What Technicians Look for During a Chimney Inspection
The National Fire Protection Association (NFPA) and other fire safety experts recommend annual chimney inspections. A yearly inspection is essential for ensuring that your chimney is not only structurally sound, but your fireplace is safe to operate. So, if it’s been more than a year since your last chimney inspection, schedule a service call with a certified chimney technician. We’ve included an overview of some of the important elements that technicians look for during a chimney inspection.
Water can be very destructive to the structural integrity of a chimney, so looking for signs of a leak is a top priority of chimney technicians. There are numerous sources where a water leak can occur, such as in gaps in the bricks or mortar joints, warped flashing, and cracks in the chimney crown, for example. Signs of a water leak include stains on the ceiling around the fireplace, rusting damper, and water damage to the firebox.
While on the roof inspecting the chimney crown and flashing, the technician will also check the chimney cap and look for flue obstructions. Anything that interferes with the venting of smoke and fumes can be a health hazard. When a chimney cap is damaged or missing, small animals, pests, and debris can clog the flue causing dangerous carbon monoxide gas to flow back into your living space. It can also allow water to enter and damage the interior masonry and rust metal components.

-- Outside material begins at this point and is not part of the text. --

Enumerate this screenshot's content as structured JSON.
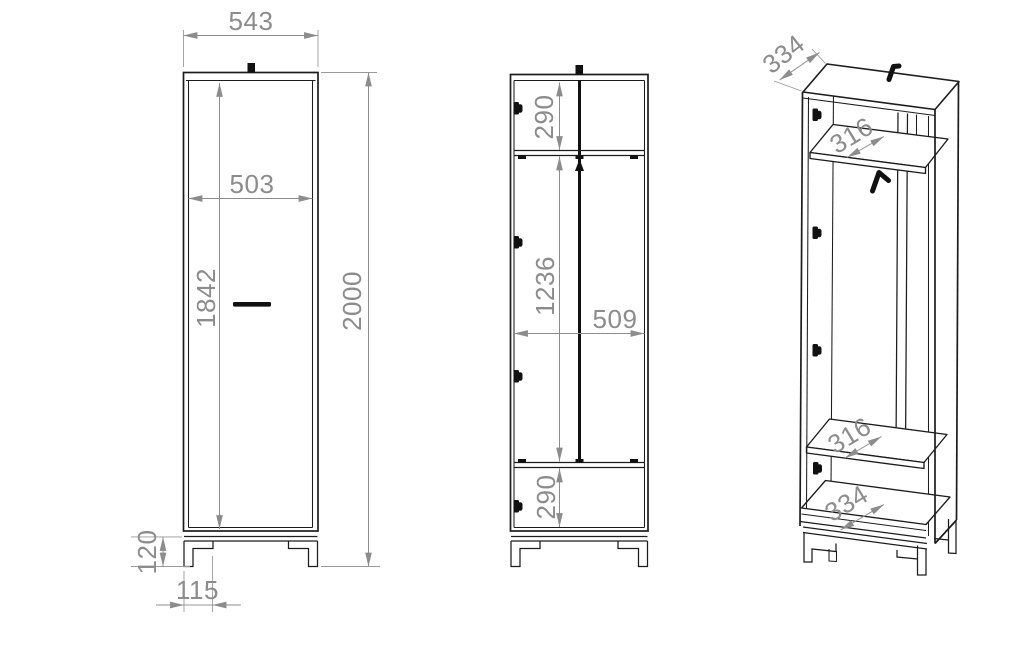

During a chimney inspection, the technician will examine the masonry for spalling bricks and gaps in the mortar joints that often occurs during the winter freeze-thaw effect. The masonry is a porous surface, and tiny cracks in the bricks absorb moisture. When it freezes, the water turns to solid ice causing the cracks to widen and fill up with moisture again when it thaws. The repeated cycle can be very damaging to the brickwork. Severe masonry damage can cause the chimney to lean or even collapse.

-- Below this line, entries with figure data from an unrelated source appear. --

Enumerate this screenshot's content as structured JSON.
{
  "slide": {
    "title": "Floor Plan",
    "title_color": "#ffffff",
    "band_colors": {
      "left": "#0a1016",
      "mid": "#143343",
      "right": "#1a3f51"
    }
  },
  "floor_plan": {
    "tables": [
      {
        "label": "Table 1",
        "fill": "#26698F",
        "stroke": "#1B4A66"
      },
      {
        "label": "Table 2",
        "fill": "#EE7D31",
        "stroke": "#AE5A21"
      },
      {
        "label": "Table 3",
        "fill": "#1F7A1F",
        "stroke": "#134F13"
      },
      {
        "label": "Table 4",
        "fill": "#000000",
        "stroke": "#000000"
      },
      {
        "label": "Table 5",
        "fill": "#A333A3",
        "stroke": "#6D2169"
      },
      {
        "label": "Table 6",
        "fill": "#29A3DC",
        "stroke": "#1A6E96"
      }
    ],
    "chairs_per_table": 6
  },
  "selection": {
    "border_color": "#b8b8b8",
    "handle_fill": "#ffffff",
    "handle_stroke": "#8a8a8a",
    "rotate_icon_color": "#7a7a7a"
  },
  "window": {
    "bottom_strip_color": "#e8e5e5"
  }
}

Chimney technicians will also look for excessive creosote deposits in the flue during a visual inspection. Creosote is a naturally occurring chemical by-product of combustion, and it gets progressively more dangerous as it continues to accumulate in the chimney. When it turns into a thick, tarry, and crusty substance, it is highly flammable. All it takes is a hot ember to ignite a fire, making it the number one cause of chimney fires.
Flue Liner Cracks
In addition to a visual inspection, a video scan of the flue is highly recommended. A damaged flue liner can reduce the heating efficiency of your fireplace and allow the high heat in the chimney to spread to nearby combustible materials. A video scan can spot hairline cracks and other defects in the flue liner that is more difficult to detect with the naked eye. It can also help prolong the life span of the flue liner, saving money from a premature replacement.